Randy Geesaman (center) talks with Brenda Eads and Nick Miller at a community forum Monday in John Jay Center for Learning. Local residents, state officials and university representatives gathered for a little over an hour and a half to discuss potential uses of incoming dollars from the American Rescue Plan Act and Hoosier Enduring Legacy Program. (The Commercial Review/Bailey Cline)
Randy Geesaman (center) talks with Brenda Eads and Nick Miller at a community forum Monday in John Jay Center for Learning. Local residents, state officials and university representatives gathered for a little over an hour and a half to discuss potential uses of incoming dollars from the American Rescue Plan Act and Hoosier Enduring Legacy Program. (The Commercial Review/Bailey Cline)
Community members are ready to HELP.

Local residents brainstormed ways to help the community during a forum Monday at John Jay Center for Learning.

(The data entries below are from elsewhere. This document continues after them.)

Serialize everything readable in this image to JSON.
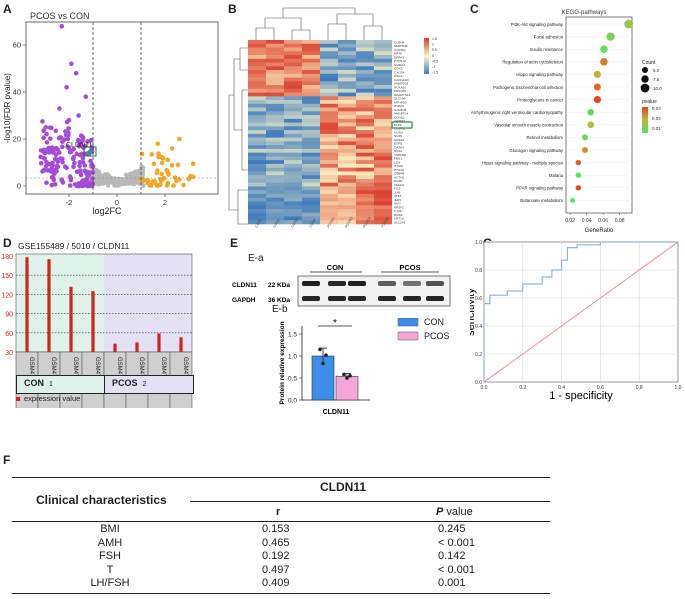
{
  "panel_labels": {
    "A": "A",
    "B": "B",
    "C": "C",
    "D": "D",
    "E": "E",
    "G": "G",
    "F": "F"
  },
  "panelA": {
    "title": "PCOS vs CON",
    "xlabel": "log2FC",
    "ylabel": "-log10(FDR pvalue)",
    "highlight": "CLDN11",
    "xticks": [
      "-2",
      "0",
      "2"
    ],
    "yticks": [
      "0",
      "20",
      "40",
      "60"
    ],
    "colors": {
      "down": "#a64ad8",
      "up": "#f5a623",
      "ns": "#b9b9b9"
    }
  },
  "panelB": {
    "scale_ticks": [
      "1.5",
      "1",
      "0.5",
      "0",
      "-0.5",
      "-1",
      "-1.5"
    ],
    "top_genes": [
      "CLDN4",
      "SERPINB",
      "UQCRQ",
      "KRT8",
      "DPPA3",
      "PTPN12",
      "S100A1",
      "COX5",
      "CXCR4",
      "DSG2",
      "CACNA1D",
      "ANKRD53",
      "HOXA10",
      "PRSS35",
      "ADAMTS18"
    ],
    "bottom_genes": [
      "SLC7A5",
      "MTHFD2",
      "HSPA5",
      "GADD45",
      "ANGPTL4",
      "CCND2",
      "IGFBP3",
      "KLF9",
      "CLDN11",
      "VCAN",
      "SOX9",
      "NR4A2",
      "EGR1",
      "GATA4",
      "HAS2",
      "TSPAN8",
      "FBN1",
      "LOX",
      "ITGA5",
      "PTGS2",
      "CEBPB",
      "ACTN1",
      "DUSP",
      "VEGFA",
      "FOS",
      "JUN",
      "ATF3",
      "IER3",
      "MYC",
      "NR2F2",
      "CTGF",
      "RGS2",
      "KRT19",
      "SLC2A1"
    ],
    "samples": [
      "CON1",
      "CON2",
      "CON3",
      "CON4",
      "PCOS1",
      "PCOS2",
      "PCOS3",
      "PCOS4"
    ]
  },
  "panelC": {
    "title": "KEGG-pathways",
    "xlabel": "GeneRatio",
    "xticks": [
      "0.02",
      "0.04",
      "0.06",
      "0.08"
    ],
    "legend_count_title": "Count",
    "legend_count": [
      "5.0",
      "7.5",
      "10.0"
    ],
    "legend_pval_title": "pvalue",
    "legend_pval": [
      "0.03",
      "0.02",
      "0.01"
    ],
    "chart_data": {
      "type": "scatter",
      "title": "KEGG-pathways",
      "xlabel": "GeneRatio",
      "xlim": [
        0.015,
        0.095
      ],
      "pathways": [
        {
          "name": "PI3K-Akt signaling pathway",
          "ratio": 0.091,
          "count": 10,
          "pvalue": 0.012
        },
        {
          "name": "Focal adhesion",
          "ratio": 0.069,
          "count": 9,
          "pvalue": 0.008
        },
        {
          "name": "Insulin resistance",
          "ratio": 0.061,
          "count": 8,
          "pvalue": 0.006
        },
        {
          "name": "Regulation of actin cytoskeleton",
          "ratio": 0.061,
          "count": 8,
          "pvalue": 0.024
        },
        {
          "name": "Hippo signaling pathway",
          "ratio": 0.053,
          "count": 7,
          "pvalue": 0.018
        },
        {
          "name": "Pathogenic Escherichia coli infection",
          "ratio": 0.053,
          "count": 7,
          "pvalue": 0.026
        },
        {
          "name": "Proteoglycans in cancer",
          "ratio": 0.053,
          "count": 7,
          "pvalue": 0.031
        },
        {
          "name": "Arrhythmogenic right ventricular cardiomyopathy",
          "ratio": 0.045,
          "count": 6,
          "pvalue": 0.005
        },
        {
          "name": "Vascular smooth muscle contraction",
          "ratio": 0.045,
          "count": 6,
          "pvalue": 0.014
        },
        {
          "name": "Retinol metabolism",
          "ratio": 0.038,
          "count": 5,
          "pvalue": 0.007
        },
        {
          "name": "Glucagon signaling pathway",
          "ratio": 0.038,
          "count": 5,
          "pvalue": 0.022
        },
        {
          "name": "Hippo signaling pathway - multiple species",
          "ratio": 0.03,
          "count": 4,
          "pvalue": 0.028
        },
        {
          "name": "Malaria",
          "ratio": 0.03,
          "count": 4,
          "pvalue": 0.004
        },
        {
          "name": "PPAR signaling pathway",
          "ratio": 0.03,
          "count": 4,
          "pvalue": 0.03
        },
        {
          "name": "Butanoate metabolism",
          "ratio": 0.023,
          "count": 3,
          "pvalue": 0.003
        }
      ]
    }
  },
  "panelD": {
    "title": "GSE155489 / 5010 / CLDN11",
    "yticks": [
      "30",
      "60",
      "90",
      "120",
      "150",
      "180"
    ],
    "group_con": "CON",
    "group_con_num": "1",
    "group_pcos": "PCOS",
    "group_pcos_num": "2",
    "legend": "expression value",
    "chart_data": {
      "type": "bar",
      "title": "GSE155489 / 5010 / CLDN11",
      "categories": [
        "GSM4705199",
        "GSM4705200",
        "GSM4705201",
        "GSM4705202",
        "GSM4705203",
        "GSM4705204",
        "GSM4705205",
        "GSM4705206"
      ],
      "values": [
        178,
        175,
        132,
        125,
        43,
        45,
        59,
        53
      ],
      "groups": [
        "CON",
        "CON",
        "CON",
        "CON",
        "PCOS",
        "PCOS",
        "PCOS",
        "PCOS"
      ],
      "ylim": [
        30,
        180
      ]
    }
  },
  "panelE": {
    "sub_a": "E-a",
    "sub_b": "E-b",
    "con": "CON",
    "pcos": "PCOS",
    "cldn11": "CLDN11",
    "cldn11_kda": "22 KDa",
    "gapdh": "GAPDH",
    "gapdh_kda": "36 KDa",
    "ylabel": "Protein relative expression",
    "xlabel": "CLDN11",
    "yticks": [
      "0.0",
      "0.5",
      "1.0",
      "1.5"
    ],
    "sig": "*",
    "legend": [
      "CON",
      "PCOS"
    ],
    "colors": {
      "con": "#3d8ee8",
      "pcos": "#f4a6d8"
    },
    "chart_data": {
      "type": "bar",
      "categories": [
        "CON",
        "PCOS"
      ],
      "values": [
        1.0,
        0.54
      ],
      "errors": [
        0.18,
        0.06
      ],
      "points": [
        [
          1.15,
          0.83,
          1.02
        ],
        [
          0.58,
          0.5,
          0.55
        ]
      ],
      "ylabel": "Protein relative expression",
      "ylim": [
        0,
        1.5
      ]
    }
  },
  "panelG": {
    "xlabel": "1 - specificity",
    "ylabel": "sencitivity",
    "xticks": [
      "0.0",
      "0.2",
      "0.4",
      "0.6",
      "0.8",
      "1.0"
    ],
    "yticks": [
      "0.0",
      "0.2",
      "0.4",
      "0.6",
      "0.8",
      "1.0"
    ],
    "chart_data": {
      "type": "line",
      "xlabel": "1 - specificity",
      "ylabel": "sencitivity",
      "xlim": [
        0,
        1
      ],
      "ylim": [
        0,
        1
      ],
      "series": [
        {
          "name": "ROC",
          "x": [
            0,
            0,
            0.03,
            0.03,
            0.12,
            0.12,
            0.2,
            0.2,
            0.3,
            0.3,
            0.35,
            0.35,
            0.4,
            0.4,
            0.43,
            0.43,
            0.48,
            0.48,
            0.6,
            0.6,
            1.0
          ],
          "y": [
            0,
            0.56,
            0.56,
            0.62,
            0.62,
            0.65,
            0.65,
            0.7,
            0.7,
            0.75,
            0.75,
            0.8,
            0.8,
            0.87,
            0.87,
            0.96,
            0.96,
            0.98,
            0.98,
            1.0,
            1.0
          ]
        },
        {
          "name": "Reference",
          "x": [
            0,
            1
          ],
          "y": [
            0,
            1
          ]
        }
      ]
    }
  },
  "panelF": {
    "head_left": "Clinical characteristics",
    "head_group": "CLDN11",
    "col_r": "r",
    "col_p": "P",
    "col_p_suffix": " value",
    "rows": [
      {
        "name": "BMI",
        "r": "0.153",
        "p": "0.245"
      },
      {
        "name": "AMH",
        "r": "0.465",
        "p": "< 0.001"
      },
      {
        "name": "FSH",
        "r": "0.192",
        "p": "0.142"
      },
      {
        "name": "T",
        "r": "0.497",
        "p": "< 0.001"
      },
      {
        "name": "LH/FSH",
        "r": "0.409",
        "p": "0.001"
      }
    ]
  }
}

Jay County has roughly $3.9 million in American Rescue Plan Act dollars to allocate before 2024. Because it is a community chosen for the Hoosier Enduring Legacy Program (HELP) offered by Indiana Office of Community and Rural Affairs (OCRA), it is eligible to receive an additional $1 million.

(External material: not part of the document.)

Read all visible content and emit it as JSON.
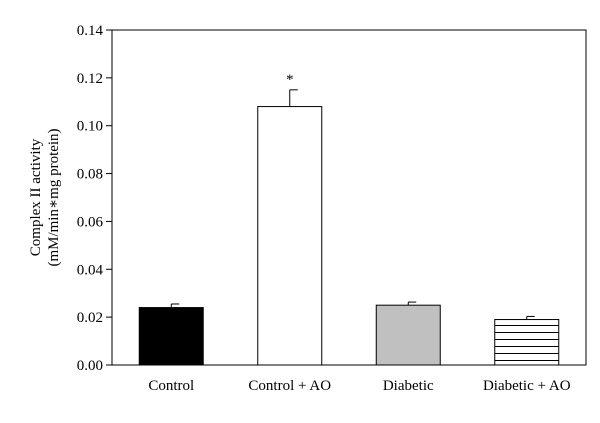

Representatives from universities and OCRA spoke to a crowd Monday to get ideas flowing about how to improve the community with incoming federal dollars.

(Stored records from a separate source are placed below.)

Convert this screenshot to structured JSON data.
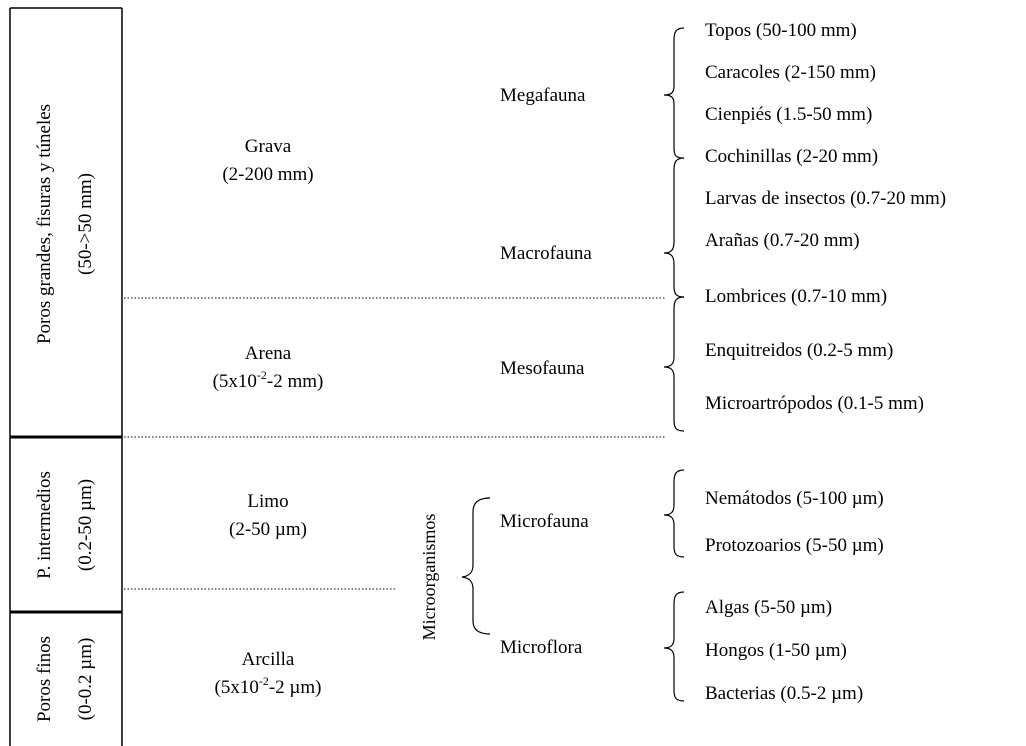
{
  "pore_sizes": [
    {
      "line1": "Poros grandes, fisuras y túneles",
      "line2": "(50->50 mm)"
    },
    {
      "line1": "P. intermedios",
      "line2": "(0.2-50 µm)"
    },
    {
      "line1": "Poros finos",
      "line2": "(0-0.2 µm)"
    }
  ],
  "particles": [
    {
      "name": "Grava",
      "size": "(2-200 mm)"
    },
    {
      "name": "Arena",
      "size_pre": "(5x10",
      "size_exp": "-2",
      "size_post": "-2 mm)"
    },
    {
      "name": "Limo",
      "size": "(2-50 µm)"
    },
    {
      "name": "Arcilla",
      "size_pre": "(5x10",
      "size_exp": "-2",
      "size_post": "-2 µm)"
    }
  ],
  "microorganisms_label": "Microorganismos",
  "groups": {
    "megafauna": "Megafauna",
    "macrofauna": "Macrofauna",
    "mesofauna": "Mesofauna",
    "microfauna": "Microfauna",
    "microflora": "Microflora"
  },
  "organisms": [
    "Topos (50-100 mm)",
    "Caracoles (2-150 mm)",
    "Cienpiés (1.5-50 mm)",
    "Cochinillas (2-20 mm)",
    "Larvas de insectos (0.7-20 mm)",
    "Arañas (0.7-20 mm)",
    "Lombrices (0.7-10 mm)",
    "Enquitreidos (0.2-5 mm)",
    "Microartrópodos (0.1-5 mm)",
    "Nemátodos (5-100 µm)",
    "Protozoarios (5-50 µm)",
    "Algas (5-50 µm)",
    "Hongos (1-50 µm)",
    "Bacterias (0.5-2 µm)"
  ]
}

OCRA director Denny Spinner explained that the HELP process is intended to offer communities guidance with how to allocate their extra funds.

“We wanted to create projects beyond those that were just day-to-day projects,” explained Spinner. “What we designed this program to do is to think long term, bring the community together and think about this in the long term. What can we do to create projects and ideas that have a lasting effect on our communities?”

Spinner noted Jay County is one of three communities launching the new program.

“You guys are the cutting edge. We’re learning from you,” said Spinner. “We’re here to help you, but you’re here to help us as well.”

Christy Shauver, director of Jay County Development Corp., explained her office previously mailed postcards to local residents in an attempt to gauge interest.

“Once the postcards were received during that time, ideas came flowing in on what maybe we could use for those ARPA funds,” she said, noting response on the jayregion.com website as well as increased traffic to her office.

“There were many ideas, but some of them do not fit the parameters of ARPA,” she noted.

Shauver highlighted five main ideas suggested to her office: creating a child care facility, expanding broadband access, constructing more affordable housing (along with possibly creating a new homeless shelter offering rehabilitation programs), expanding mental health care and enhancing parks in each community.

The HELP process is split into four pathways, which address e-connectivity, community wellness, quality of life and local economies. Groups from Indiana University, Purdue University, Ball State University and Ivy Tech Community College are each assigned to a pathway committee to offer their guidance.

Brian Blackford of Ball State University directed attendees through a handful of brainstorming activities to create ideas and sort them into the correct pathway.

Ideas discussed at the meeting addressed child care, property upkeep, internet access, expanding park safety, flooding, the drug epidemic, accessibility and safety for handicapped individuals, mental health access, youth engagement, housing, public transportation, restorative justice, inclusion of new members in the community and creating a one-stop community resource center.

Pathway committees will begin meeting at the end of this month or early July and are set to put together ideas between now and the Sept. 1 deadline.

At that point, committees will meet with the core team — it is made up of local officials — to devise a final plan. (Those interested in serving on a committee are encouraged to sign up by the end of this month.)

Projects developed in the pathway committees will be implemented into a strategic investment plan.

Shauver noted the Jay County Community Engagement Plan, a document she and members of the local HELP core team created, is intended to serve as a guide for the county as it navigates how to plan and implement community engagement activities for the HELP initiative. (She said a link to the plan can be found on the jayregion.com website and noted it is regularly changing.) Other efforts to engage the community in the future include the jayregion.com website, a Jay Talk newsletter and a Jay Region Facebook page and podcast.

Shauver emphasized a need for the community to plan moving forward.

“We’re at a time where a lot of money is flowing into Jay County and we’re going to need to be going through strategic planning,” she said, referencing a saying originally coined by Benjamin Franklin. “‘If you fail to plan, you plan to fail,’ and I think that’s why it’s important that, as Jay County, we need to plan.”